Vault Security

Within the VGS Vault, your company’s sensitive data is located in a logically segregated, exclusive “customer vault”, that belongs only to you. Your data is always protected with multiple layers of security, but you may configure your own unique account-based access rules. There is no direct access from the Internet to your vault.

Inside the VGS Vault, data is encrypted at rest with the Advanced Encryption Standard, adopted by the US Government in 2001 and now used worldwide. VGS uses AES-256-GCM, the longest and most robust AES key size. Your data is further protected with the latest Authenticated Encryption with Associated Data (AEAD) mode symmetric ciphers.

VGS key management is state-of-the-art. We use dedicated hardware security modules (HSM) for key storage. Encryption and decryption keys are kept in highly-secure, separate envelopes that are segmented from your vaulted data. Keys are rotated on a regular basis. Key access requires multiple layers of authentication. Role-based access controls ensure that only the VGS Vault application processes can touch the encrypt and decrypt operations. Data thieves and hackers cannot make use of any stolen information without the keys.

Clients have two choices for data aliasing: multiple token formats as defined by ANSI X9.119-2-2017 (Tokenization), in which your sensitive data is replaced with a data token; and NIST SP800-38G (Format Preserving Encryption), in which the output preserves the format of your original data.

The VGS Vault is continuously hardened against infrastructure, system level, and configuration vulnerabilities and exposures. It is shielded against viruses and other forms of malware. We regularly test our systems, and always apply the latest applicable security patches and secure configurations to all operating systems, containers, applications, and infrastructure, to minimize exposure to vulnerabilities.

The VGS platform is continuously scanned using best-of-breed security experts and tools, including HackerOne.
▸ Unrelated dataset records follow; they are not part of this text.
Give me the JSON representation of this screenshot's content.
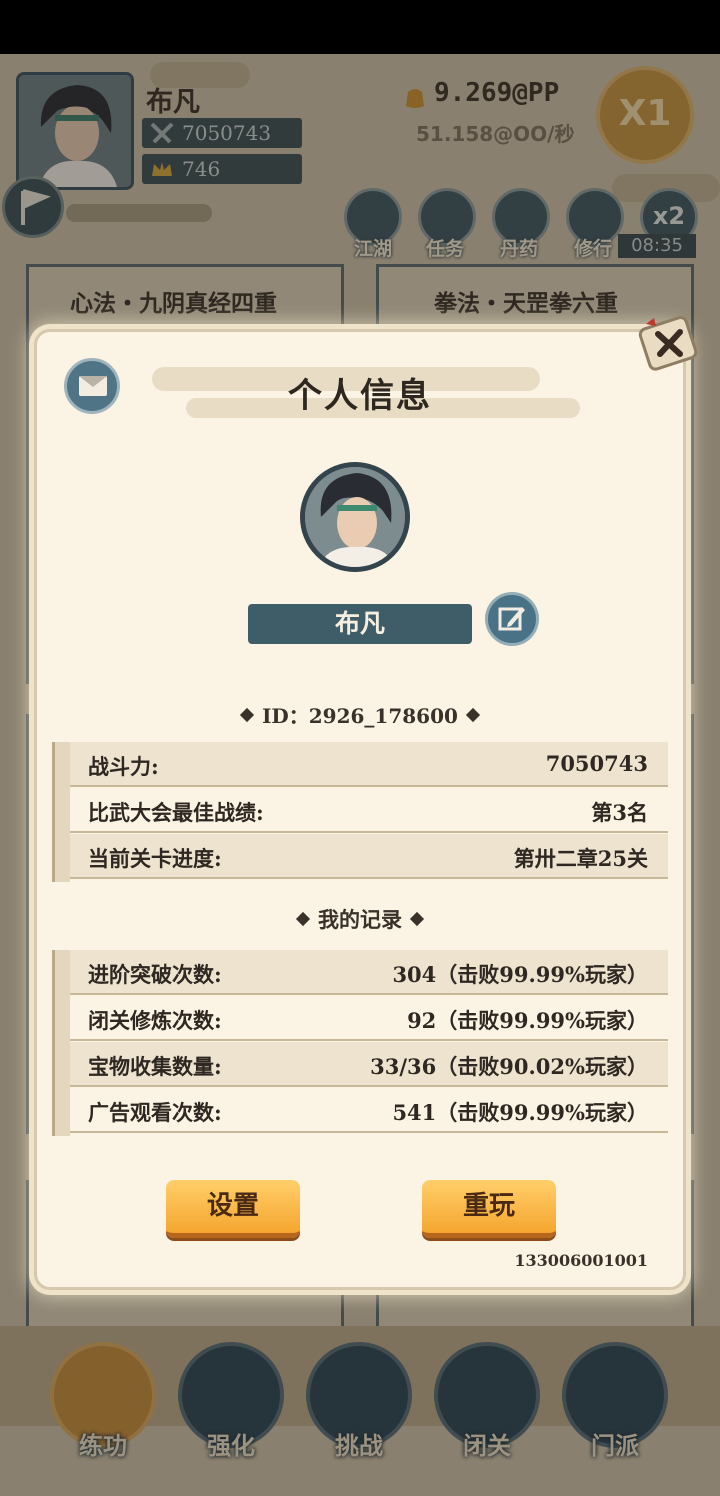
{
  "background": {
    "player_name": "布凡",
    "power": "7050743",
    "ingots": "746",
    "gold": "9.269@PP",
    "gold_rate": "51.158@OO/秒",
    "speed": "X1",
    "nav": [
      "江湖",
      "任务",
      "丹药",
      "修行"
    ],
    "boost": "x2",
    "timer": "08:35",
    "cards": [
      "心法・九阴真经四重",
      "拳法・天罡拳六重"
    ],
    "bottom_nav": [
      "练功",
      "强化",
      "挑战",
      "闭关",
      "门派"
    ],
    "colors": {
      "accent": "#c48b3c",
      "teal": "#2d4655"
    }
  },
  "modal": {
    "title": "个人信息",
    "player_name": "布凡",
    "id_line": "ID：2926_178600",
    "stats": [
      {
        "label": "战斗力:",
        "value": "7050743"
      },
      {
        "label": "比武大会最佳战绩:",
        "value": "第3名"
      },
      {
        "label": "当前关卡进度:",
        "value": "第卅二章25关"
      }
    ],
    "records_title": "我的记录",
    "records": [
      {
        "label": "进阶突破次数:",
        "value": "304（击败99.99%玩家）"
      },
      {
        "label": "闭关修炼次数:",
        "value": "92（击败99.99%玩家）"
      },
      {
        "label": "宝物收集数量:",
        "value": "33/36（击败90.02%玩家）"
      },
      {
        "label": "广告观看次数:",
        "value": "541（击败99.99%玩家）"
      }
    ],
    "settings_label": "设置",
    "replay_label": "重玩",
    "code": "133006001001",
    "icons": {
      "mail": "mail-icon",
      "close": "close-icon",
      "edit": "edit-icon"
    },
    "colors": {
      "button": "#f5a52f",
      "name_box": "#3f5d69",
      "panel": "#fbf3e3"
    }
  }
}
We undergo regular application and network vulnerability assessments, including architecture reviews, performed by independent Managed Security Services Providers (MSSP). VGS conducts annual internal/external penetration tests and bi-annual segmentation tests. All vulnerabilities discovered are documented and immediately remediated, including post-mortem analyses to identify root causes and implement future controls.
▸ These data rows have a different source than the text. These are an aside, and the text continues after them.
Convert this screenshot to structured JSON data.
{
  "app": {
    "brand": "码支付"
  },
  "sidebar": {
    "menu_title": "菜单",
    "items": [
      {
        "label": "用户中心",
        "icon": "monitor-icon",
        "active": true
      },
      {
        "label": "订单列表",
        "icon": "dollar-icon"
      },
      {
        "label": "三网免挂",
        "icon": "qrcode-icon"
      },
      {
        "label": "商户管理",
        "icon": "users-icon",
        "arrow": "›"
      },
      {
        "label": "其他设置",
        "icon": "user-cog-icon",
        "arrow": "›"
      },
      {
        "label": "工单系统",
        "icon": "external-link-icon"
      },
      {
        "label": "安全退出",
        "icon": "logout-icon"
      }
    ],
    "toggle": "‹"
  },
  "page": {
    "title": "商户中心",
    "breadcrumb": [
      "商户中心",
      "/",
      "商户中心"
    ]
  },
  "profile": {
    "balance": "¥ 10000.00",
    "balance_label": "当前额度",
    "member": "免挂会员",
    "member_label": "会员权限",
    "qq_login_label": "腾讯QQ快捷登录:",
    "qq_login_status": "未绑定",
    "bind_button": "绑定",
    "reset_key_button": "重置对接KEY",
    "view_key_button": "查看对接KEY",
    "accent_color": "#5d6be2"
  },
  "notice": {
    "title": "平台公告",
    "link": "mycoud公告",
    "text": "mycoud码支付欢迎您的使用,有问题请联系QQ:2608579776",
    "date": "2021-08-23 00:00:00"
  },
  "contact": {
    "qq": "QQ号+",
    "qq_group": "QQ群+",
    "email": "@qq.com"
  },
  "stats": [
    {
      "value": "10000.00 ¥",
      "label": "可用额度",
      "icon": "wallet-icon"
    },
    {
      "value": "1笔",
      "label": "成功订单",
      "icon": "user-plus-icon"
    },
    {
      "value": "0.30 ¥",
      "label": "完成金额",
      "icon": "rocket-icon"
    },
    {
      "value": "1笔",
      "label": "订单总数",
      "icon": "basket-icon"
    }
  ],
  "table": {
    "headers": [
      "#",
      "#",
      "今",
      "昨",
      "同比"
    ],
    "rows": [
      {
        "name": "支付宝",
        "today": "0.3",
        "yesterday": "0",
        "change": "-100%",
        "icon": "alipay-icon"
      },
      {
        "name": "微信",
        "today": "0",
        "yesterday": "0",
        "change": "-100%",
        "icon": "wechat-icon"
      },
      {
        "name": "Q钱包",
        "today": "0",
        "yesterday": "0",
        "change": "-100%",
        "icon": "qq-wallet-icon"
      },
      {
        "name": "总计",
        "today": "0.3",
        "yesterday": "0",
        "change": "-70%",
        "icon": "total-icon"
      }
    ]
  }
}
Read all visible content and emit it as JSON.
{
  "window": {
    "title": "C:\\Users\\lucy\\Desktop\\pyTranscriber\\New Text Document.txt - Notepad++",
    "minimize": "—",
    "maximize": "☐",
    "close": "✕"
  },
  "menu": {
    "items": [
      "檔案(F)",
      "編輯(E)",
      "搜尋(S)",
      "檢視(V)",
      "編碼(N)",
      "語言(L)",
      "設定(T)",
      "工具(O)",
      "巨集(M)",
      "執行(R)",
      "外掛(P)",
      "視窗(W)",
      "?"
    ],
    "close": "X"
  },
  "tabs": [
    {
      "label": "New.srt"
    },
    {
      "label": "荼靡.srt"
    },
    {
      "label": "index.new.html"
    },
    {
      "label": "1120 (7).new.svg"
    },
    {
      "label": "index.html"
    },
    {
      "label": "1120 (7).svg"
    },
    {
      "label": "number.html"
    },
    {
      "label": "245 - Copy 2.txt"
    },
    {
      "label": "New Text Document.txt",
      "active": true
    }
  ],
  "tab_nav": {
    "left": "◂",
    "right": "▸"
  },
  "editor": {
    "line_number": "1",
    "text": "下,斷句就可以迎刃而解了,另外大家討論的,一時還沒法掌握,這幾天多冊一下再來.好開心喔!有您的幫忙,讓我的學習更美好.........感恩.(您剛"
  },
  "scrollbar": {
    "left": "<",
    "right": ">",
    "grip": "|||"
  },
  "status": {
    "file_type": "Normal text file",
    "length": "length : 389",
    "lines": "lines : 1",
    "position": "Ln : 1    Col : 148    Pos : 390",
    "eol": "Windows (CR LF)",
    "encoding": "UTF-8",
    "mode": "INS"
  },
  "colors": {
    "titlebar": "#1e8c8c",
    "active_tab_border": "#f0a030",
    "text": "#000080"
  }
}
VGS employs 24/7 threat monitoring, intrusion detection, anomaly analysis, threat analytics, end-to-end event correlation, audit logging, change management controls, and traceability. VGS monitors, tests, and reviews all employees, customers, vendors, and operations, and we investigate all suspicious behavior and unauthorized activities.
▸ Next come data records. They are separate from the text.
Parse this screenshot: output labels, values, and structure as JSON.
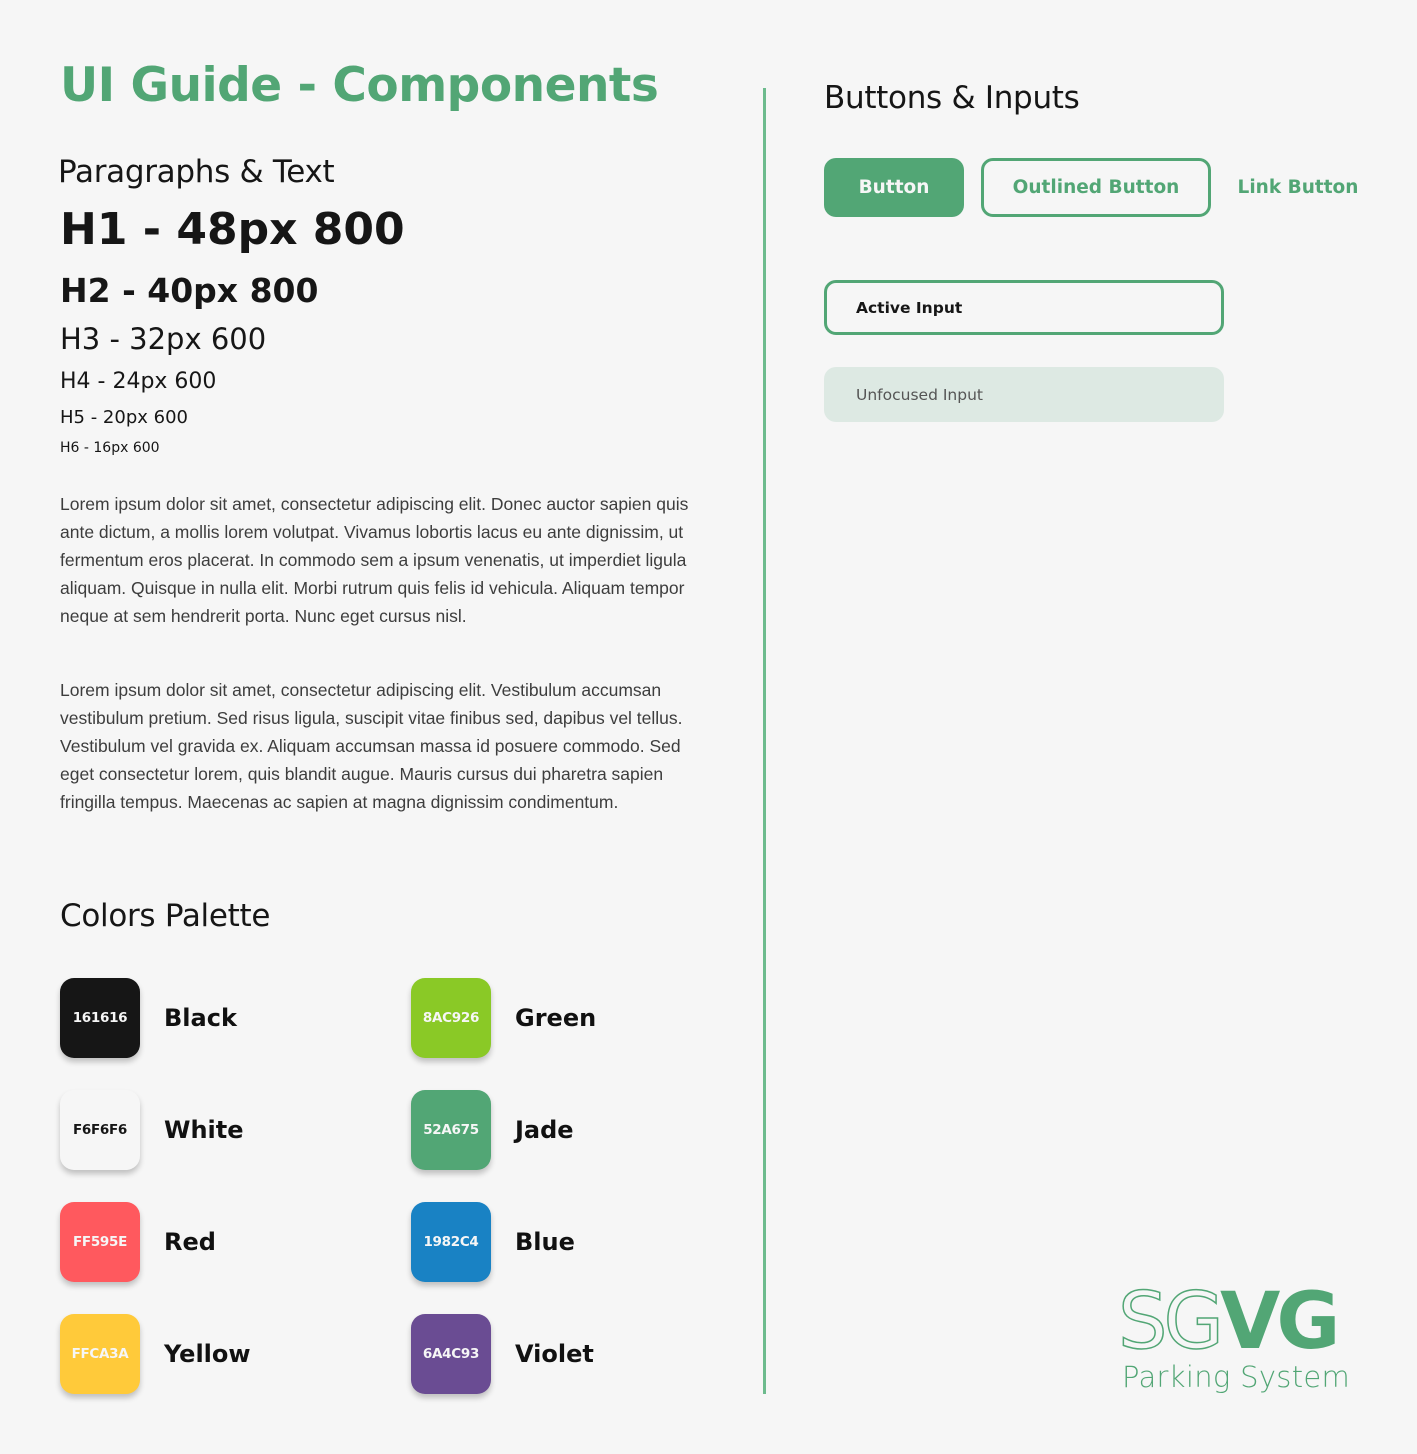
{
  "page": {
    "title": "UI Guide - Components"
  },
  "paragraphs_section": {
    "title": "Paragraphs & Text",
    "headings": [
      {
        "level": "h1",
        "label": "H1 - 48px 800"
      },
      {
        "level": "h2",
        "label": "H2 - 40px 800"
      },
      {
        "level": "h3",
        "label": "H3 - 32px 600"
      },
      {
        "level": "h4",
        "label": "H4 - 24px 600"
      },
      {
        "level": "h5",
        "label": "H5 - 20px 600"
      },
      {
        "level": "h6",
        "label": "H6 - 16px 600"
      }
    ],
    "paragraphs": [
      "Lorem ipsum dolor sit amet, consectetur adipiscing elit. Donec auctor sapien quis ante dictum, a mollis lorem volutpat. Vivamus lobortis lacus eu ante dignissim, ut fermentum eros placerat. In commodo sem a ipsum venenatis, ut imperdiet ligula aliquam. Quisque in nulla elit. Morbi rutrum quis felis id vehicula. Aliquam tempor neque at sem hendrerit porta. Nunc eget cursus nisl.",
      "Lorem ipsum dolor sit amet, consectetur adipiscing elit. Vestibulum accumsan vestibulum pretium. Sed risus ligula, suscipit vitae finibus sed, dapibus vel tellus. Vestibulum vel gravida ex. Aliquam accumsan massa id posuere commodo. Sed eget consectetur lorem, quis blandit augue. Mauris cursus dui pharetra sapien fringilla tempus. Maecenas ac sapien at magna dignissim condimentum."
    ]
  },
  "colors_section": {
    "title": "Colors Palette",
    "colors": [
      {
        "name": "Black",
        "hex_label": "161616",
        "hex": "#161616"
      },
      {
        "name": "White",
        "hex_label": "F6F6F6",
        "hex": "#F6F6F6"
      },
      {
        "name": "Red",
        "hex_label": "FF595E",
        "hex": "#FF595E"
      },
      {
        "name": "Yellow",
        "hex_label": "FFCA3A",
        "hex": "#FFCA3A"
      },
      {
        "name": "Green",
        "hex_label": "8AC926",
        "hex": "#8AC926"
      },
      {
        "name": "Jade",
        "hex_label": "52A675",
        "hex": "#52A675"
      },
      {
        "name": "Blue",
        "hex_label": "1982C4",
        "hex": "#1982C4"
      },
      {
        "name": "Violet",
        "hex_label": "6A4C93",
        "hex": "#6A4C93"
      }
    ]
  },
  "buttons_section": {
    "title": "Buttons & Inputs",
    "primary_button": "Button",
    "outlined_button": "Outlined Button",
    "link_button": "Link Button",
    "active_input_value": "Active Input",
    "unfocused_input_placeholder": "Unfocused Input"
  },
  "logo": {
    "outline_text": "SG",
    "solid_text": "VG",
    "subtitle": "Parking System"
  },
  "theme": {
    "accent": "#52A675",
    "background": "#F6F6F6",
    "unfocused_input_bg": "#DDE9E3"
  }
}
The VGS incident response program includes clearly documented escalation and notification procedures. All incidents and vulnerabilities are immediately escalated to our security team, evaluated, risk ranked, and assigned for resolution by trained VGS personnel. Remediation takes place with minimal customer impact and interaction. We provide detailed customer post-mortems for all major incidents within 3 business days.